SAE-FiRE: Enhancing Earnings Surprise Predictions Through Sparse Autoencoder Feature Selection
Huopu Zhang, Yanguang Liu, Miao Zhang, Zirui He, Mengnan Du
TL;DR
This work tackles the challenge of predicting earnings surprises from long, noisy financial documents by introducing SAE-FiRE, a framework that leverages Sparse Autoencoders to extract sparse, interpretable representations from frozen LLM residual activations. It combines two feature-selection strategies—ANOVA F-tests and tree-based importance—to identify the most discriminative SAE dimensions before training a logistic regression classifier, achieving robust performance across three diverse financial datasets. The approach outperforms strong baselines, including zero-/few-shot prompting and long-document models, and offers interpretable insights by mapping top SAE features to human-readable concepts. The results suggest that targeted, noise-filtered latent features can enhance generalization in financial text analytics and point to future extensions into multimodal and cross-lingual tasks.
Abstract
Predicting earnings surprises from financial documents, such as earnings conference calls, regulatory filings, and financial news, has become increasingly important in financial economics. However, these financial documents present significant analytical challenges, typically containing over 5,000 words with substantial redundancy and industry-specific terminology that creates obstacles for language models. In this work, we propose the SAE-FiRE (Sparse Autoencoder for Financial Representation Enhancement) framework to address these limitations by extracting key information while eliminating redundancy.
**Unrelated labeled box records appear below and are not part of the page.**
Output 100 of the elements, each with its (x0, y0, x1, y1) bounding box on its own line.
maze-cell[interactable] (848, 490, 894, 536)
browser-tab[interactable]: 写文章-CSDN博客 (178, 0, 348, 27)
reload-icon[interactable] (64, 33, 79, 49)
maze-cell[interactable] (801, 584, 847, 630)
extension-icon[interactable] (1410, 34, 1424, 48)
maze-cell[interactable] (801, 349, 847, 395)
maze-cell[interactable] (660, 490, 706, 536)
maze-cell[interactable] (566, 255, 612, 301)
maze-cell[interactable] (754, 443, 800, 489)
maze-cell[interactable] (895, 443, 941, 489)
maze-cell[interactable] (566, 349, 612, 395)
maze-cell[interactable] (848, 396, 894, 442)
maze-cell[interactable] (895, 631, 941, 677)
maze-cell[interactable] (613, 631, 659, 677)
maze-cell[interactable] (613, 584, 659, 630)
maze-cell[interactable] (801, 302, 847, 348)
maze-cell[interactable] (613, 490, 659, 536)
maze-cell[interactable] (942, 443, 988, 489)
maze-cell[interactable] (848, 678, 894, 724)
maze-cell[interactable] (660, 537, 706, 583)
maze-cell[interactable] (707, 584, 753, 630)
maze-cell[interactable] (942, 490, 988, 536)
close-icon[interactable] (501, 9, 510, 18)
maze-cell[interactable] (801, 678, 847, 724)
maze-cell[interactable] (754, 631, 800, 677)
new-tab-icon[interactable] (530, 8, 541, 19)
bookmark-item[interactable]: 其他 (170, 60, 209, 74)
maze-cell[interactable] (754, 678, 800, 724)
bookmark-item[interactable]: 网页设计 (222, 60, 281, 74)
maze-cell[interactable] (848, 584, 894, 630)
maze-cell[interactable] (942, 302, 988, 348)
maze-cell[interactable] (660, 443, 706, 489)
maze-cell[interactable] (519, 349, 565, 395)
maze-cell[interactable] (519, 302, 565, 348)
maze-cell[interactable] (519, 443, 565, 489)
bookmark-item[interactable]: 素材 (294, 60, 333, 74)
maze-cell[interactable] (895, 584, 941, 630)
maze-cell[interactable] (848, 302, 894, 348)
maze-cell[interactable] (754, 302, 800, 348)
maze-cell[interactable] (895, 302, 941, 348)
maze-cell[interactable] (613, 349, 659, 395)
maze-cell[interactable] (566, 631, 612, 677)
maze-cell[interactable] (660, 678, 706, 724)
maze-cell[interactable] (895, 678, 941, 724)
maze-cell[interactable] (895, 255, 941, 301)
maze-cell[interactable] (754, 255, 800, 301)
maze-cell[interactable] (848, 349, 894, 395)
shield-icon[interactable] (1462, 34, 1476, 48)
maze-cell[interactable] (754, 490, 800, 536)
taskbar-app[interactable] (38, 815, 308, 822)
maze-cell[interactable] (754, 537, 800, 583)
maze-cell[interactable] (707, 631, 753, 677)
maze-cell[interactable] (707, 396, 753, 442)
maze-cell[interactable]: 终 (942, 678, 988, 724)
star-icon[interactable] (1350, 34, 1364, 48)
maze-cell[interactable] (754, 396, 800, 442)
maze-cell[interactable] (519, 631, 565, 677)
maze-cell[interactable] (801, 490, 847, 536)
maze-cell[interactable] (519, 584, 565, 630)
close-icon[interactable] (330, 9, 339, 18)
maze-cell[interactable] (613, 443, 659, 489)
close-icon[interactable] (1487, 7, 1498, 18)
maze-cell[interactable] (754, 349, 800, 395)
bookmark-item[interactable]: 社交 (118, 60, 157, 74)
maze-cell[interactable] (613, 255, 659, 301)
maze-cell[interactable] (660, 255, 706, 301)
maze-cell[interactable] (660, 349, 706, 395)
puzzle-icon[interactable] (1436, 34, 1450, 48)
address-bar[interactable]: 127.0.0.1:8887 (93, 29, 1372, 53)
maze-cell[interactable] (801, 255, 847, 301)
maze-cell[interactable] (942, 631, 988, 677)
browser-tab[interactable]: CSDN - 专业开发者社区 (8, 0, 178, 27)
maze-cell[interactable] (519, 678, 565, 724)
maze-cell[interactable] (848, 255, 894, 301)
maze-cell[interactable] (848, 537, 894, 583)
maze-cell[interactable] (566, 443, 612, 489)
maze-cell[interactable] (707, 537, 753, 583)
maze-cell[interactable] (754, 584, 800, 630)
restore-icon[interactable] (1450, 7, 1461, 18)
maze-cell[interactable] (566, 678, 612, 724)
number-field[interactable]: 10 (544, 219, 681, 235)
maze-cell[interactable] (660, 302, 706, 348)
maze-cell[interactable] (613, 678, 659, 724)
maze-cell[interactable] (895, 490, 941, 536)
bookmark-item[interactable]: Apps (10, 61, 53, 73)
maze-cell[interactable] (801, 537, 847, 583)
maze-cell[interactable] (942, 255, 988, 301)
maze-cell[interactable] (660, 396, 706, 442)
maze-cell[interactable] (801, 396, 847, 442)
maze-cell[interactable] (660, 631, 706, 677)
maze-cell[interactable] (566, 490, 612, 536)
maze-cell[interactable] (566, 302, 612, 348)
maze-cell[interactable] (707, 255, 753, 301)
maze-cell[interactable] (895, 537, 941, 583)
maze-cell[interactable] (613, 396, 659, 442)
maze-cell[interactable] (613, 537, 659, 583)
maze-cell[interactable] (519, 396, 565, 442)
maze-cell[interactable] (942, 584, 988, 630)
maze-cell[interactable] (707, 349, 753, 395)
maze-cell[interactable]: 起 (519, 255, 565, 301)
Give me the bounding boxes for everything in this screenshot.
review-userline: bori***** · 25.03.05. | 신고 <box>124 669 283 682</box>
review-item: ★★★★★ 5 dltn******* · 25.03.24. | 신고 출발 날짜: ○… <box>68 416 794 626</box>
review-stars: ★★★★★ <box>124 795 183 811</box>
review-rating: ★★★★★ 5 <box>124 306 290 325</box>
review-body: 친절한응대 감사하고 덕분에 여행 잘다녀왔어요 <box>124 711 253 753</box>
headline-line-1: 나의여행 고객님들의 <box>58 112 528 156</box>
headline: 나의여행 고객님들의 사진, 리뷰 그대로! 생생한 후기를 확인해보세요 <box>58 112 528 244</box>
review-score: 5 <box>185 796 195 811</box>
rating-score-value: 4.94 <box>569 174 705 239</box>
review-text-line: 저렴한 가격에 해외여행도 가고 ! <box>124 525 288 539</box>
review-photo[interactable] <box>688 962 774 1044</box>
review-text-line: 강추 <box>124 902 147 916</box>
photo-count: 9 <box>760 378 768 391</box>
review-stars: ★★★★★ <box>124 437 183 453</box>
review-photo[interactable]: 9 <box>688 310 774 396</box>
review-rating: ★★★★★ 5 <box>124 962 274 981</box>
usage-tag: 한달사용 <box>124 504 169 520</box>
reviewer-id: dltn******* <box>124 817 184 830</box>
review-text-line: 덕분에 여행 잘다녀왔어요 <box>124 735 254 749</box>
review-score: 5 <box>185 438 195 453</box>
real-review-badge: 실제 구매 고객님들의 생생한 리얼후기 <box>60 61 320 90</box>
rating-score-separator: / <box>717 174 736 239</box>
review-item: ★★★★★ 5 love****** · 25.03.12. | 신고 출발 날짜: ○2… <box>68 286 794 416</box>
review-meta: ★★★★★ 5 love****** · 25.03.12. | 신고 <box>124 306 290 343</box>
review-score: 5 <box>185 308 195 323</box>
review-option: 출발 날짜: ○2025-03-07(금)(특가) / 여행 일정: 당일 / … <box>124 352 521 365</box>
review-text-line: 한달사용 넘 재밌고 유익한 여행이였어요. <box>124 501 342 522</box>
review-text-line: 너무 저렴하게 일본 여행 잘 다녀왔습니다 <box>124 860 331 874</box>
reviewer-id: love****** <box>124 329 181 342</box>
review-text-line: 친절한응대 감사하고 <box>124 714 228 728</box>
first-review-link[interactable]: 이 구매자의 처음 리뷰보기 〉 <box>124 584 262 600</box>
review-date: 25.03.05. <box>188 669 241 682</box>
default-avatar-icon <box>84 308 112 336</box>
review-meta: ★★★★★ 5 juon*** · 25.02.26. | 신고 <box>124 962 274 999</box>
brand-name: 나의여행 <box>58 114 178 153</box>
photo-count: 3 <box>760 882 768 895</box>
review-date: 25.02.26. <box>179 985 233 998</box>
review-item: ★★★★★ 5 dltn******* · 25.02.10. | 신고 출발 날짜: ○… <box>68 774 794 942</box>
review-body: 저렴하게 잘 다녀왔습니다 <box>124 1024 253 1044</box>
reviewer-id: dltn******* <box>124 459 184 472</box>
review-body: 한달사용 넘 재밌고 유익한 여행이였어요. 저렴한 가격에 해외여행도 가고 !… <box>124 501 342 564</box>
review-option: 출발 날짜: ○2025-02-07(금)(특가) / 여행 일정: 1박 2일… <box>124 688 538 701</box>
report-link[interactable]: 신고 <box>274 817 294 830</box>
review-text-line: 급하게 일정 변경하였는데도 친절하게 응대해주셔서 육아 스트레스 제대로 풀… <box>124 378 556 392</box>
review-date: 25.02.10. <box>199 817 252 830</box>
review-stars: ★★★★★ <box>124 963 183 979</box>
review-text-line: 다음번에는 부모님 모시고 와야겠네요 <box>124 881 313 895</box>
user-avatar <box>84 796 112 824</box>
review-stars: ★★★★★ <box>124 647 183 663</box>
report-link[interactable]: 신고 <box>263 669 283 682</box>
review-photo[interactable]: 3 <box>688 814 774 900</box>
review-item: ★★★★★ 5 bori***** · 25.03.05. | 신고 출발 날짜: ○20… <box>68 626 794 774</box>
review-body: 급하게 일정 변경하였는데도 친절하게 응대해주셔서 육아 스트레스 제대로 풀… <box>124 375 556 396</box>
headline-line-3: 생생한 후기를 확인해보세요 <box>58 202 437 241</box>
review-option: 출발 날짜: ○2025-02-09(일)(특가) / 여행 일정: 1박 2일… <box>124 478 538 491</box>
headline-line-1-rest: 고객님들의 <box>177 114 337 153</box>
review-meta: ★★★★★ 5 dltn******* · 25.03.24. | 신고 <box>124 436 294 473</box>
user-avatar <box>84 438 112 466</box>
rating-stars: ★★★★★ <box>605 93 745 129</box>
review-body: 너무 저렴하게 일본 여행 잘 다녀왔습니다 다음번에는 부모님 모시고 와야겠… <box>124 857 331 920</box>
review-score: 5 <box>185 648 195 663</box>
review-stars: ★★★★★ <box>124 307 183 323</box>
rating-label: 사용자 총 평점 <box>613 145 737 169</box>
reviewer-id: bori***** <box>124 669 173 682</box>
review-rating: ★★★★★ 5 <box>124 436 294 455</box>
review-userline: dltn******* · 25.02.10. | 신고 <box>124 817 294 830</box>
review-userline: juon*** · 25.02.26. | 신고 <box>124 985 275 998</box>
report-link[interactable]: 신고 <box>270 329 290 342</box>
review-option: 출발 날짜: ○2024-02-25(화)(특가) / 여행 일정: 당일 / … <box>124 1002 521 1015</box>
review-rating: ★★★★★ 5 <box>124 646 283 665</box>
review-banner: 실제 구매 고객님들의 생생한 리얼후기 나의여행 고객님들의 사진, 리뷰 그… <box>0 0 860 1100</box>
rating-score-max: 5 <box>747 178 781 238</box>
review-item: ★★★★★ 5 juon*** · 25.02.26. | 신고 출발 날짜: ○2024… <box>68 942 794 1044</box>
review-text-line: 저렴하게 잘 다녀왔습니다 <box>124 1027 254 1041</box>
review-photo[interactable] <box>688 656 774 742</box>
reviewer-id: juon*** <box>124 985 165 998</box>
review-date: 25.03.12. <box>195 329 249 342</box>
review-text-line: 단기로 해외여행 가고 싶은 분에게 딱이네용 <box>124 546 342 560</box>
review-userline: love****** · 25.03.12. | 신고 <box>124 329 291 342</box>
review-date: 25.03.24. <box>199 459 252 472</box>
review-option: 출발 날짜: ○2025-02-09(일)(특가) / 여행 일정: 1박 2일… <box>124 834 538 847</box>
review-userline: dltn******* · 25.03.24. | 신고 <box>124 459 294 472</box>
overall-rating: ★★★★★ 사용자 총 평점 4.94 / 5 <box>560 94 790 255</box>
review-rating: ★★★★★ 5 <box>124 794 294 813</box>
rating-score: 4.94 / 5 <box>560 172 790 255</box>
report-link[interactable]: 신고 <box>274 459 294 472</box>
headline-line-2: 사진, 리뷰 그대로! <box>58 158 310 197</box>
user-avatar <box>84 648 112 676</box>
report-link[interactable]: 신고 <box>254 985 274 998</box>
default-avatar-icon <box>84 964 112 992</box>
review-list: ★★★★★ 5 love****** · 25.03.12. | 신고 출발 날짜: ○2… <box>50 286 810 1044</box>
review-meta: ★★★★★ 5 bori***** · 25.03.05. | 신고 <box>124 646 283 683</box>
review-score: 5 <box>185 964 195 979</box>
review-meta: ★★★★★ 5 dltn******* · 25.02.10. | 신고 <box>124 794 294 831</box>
SAE-FiRE employs Sparse Autoencoders (SAEs) to decompose dense neural representations from large language models into interpretable sparse components, then applies statistical feature selection methods, including ANOVA F-tests and tree-based importance scoring, to identify the top-k most discriminative dimensions for classification. By systematically filtering out noise that might otherwise lead to overfitting, we enable more robust and generalizable predictions. Experimental results across three financial datasets demonstrate that SAE-FiRE significantly outperforms baseline approaches.